L'affaire de la mort des "fiancés de Fontainebleau" n'a jamais été résolue. Elle ne le sera jamais sur le plan judiciaire. Les faits sont prescrits depuis 2011. Chez Christophe Hondelatte  jeudi, Christian Porte, journaliste au Républicain de l'Essonne à l'époque, revient sur cette affaire dont il cherche à résoudre l'énigme depuis des années. Il a écrit deux livres sur les meurtres de Gilles Naudet et Anne-Sophie Vandamme, en 2007 et 2018.

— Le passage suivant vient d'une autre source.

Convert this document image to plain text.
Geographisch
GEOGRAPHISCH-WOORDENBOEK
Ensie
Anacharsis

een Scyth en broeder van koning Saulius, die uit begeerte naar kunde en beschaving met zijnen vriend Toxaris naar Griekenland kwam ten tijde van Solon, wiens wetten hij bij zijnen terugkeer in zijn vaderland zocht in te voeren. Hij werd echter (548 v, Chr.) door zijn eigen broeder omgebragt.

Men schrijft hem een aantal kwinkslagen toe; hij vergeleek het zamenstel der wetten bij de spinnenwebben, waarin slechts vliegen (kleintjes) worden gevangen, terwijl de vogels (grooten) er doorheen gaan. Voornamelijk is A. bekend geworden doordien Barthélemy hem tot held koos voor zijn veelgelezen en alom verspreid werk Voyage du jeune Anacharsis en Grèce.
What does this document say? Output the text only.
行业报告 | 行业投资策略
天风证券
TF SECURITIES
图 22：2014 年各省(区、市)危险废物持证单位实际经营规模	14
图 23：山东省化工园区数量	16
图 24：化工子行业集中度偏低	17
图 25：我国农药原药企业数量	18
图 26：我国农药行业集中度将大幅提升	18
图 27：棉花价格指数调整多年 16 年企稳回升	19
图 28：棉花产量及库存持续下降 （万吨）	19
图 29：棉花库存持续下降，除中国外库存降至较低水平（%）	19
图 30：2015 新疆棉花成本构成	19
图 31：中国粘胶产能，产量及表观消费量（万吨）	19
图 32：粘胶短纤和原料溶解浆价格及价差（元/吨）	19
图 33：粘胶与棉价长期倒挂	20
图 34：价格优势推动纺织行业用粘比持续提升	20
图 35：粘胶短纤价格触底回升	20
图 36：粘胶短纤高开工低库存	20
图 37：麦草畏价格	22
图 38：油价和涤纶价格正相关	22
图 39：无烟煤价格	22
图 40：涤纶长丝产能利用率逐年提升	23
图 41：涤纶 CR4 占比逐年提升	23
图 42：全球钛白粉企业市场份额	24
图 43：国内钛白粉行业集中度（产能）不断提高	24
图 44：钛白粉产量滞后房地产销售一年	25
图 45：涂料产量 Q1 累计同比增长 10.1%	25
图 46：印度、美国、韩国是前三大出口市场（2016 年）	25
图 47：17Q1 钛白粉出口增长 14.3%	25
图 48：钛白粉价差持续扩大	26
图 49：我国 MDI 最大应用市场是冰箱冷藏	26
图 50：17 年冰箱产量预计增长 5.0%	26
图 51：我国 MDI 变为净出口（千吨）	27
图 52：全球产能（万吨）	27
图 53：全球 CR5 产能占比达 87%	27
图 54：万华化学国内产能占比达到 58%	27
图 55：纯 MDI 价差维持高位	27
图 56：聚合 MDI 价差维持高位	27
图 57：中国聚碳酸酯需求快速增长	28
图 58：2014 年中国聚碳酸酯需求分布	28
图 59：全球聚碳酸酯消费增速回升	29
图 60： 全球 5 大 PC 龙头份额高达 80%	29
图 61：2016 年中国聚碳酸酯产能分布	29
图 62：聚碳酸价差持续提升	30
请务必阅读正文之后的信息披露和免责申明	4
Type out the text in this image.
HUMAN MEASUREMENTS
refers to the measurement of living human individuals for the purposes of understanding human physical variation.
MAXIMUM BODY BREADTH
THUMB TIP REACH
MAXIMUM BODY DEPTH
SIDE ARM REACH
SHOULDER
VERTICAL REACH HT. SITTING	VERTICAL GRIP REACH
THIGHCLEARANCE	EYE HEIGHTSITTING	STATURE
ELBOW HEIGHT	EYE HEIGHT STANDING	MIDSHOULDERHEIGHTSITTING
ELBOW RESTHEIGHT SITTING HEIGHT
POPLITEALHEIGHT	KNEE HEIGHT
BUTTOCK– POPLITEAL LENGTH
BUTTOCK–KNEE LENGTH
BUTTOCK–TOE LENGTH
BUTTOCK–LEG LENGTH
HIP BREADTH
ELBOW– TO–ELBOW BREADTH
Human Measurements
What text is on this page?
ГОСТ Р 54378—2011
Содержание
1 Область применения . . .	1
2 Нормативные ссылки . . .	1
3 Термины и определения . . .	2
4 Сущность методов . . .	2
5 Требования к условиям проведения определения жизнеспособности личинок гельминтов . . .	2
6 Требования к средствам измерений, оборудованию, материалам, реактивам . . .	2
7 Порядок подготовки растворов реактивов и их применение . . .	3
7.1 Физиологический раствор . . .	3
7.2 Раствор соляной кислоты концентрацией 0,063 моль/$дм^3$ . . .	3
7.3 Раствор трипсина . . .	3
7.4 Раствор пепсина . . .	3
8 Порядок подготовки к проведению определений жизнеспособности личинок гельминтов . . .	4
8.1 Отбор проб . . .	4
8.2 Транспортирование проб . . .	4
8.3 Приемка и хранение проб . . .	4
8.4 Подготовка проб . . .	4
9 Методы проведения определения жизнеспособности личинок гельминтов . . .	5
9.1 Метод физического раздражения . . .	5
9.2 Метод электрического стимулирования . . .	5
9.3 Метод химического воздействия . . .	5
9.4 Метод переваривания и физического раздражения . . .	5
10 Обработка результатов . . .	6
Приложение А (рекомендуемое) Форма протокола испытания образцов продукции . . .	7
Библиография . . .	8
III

Disparitions sans réponse. Le 31 octobre 1988 au matin, Gilles Naudet et Anne-Sophie Vandamme partent pour une balade en forêt de Fontainebleau. Ils prennent avec eux leur chien. Les heures passent, le soleil commence à se coucher et les deux fiancés ne rentrent toujours pas chez les parents de Gilles. Le soir, les parents s'inquiètent, appellent les hôpitaux. Aucune trace du couple. Le lendemain, la sœur de Gilles décide d'aller sur place, où elle retrouve la voiture des fiancés sur le parking, mais aucun signe suspect. Les deux jeunes gens et leur chien se sont volatilisés.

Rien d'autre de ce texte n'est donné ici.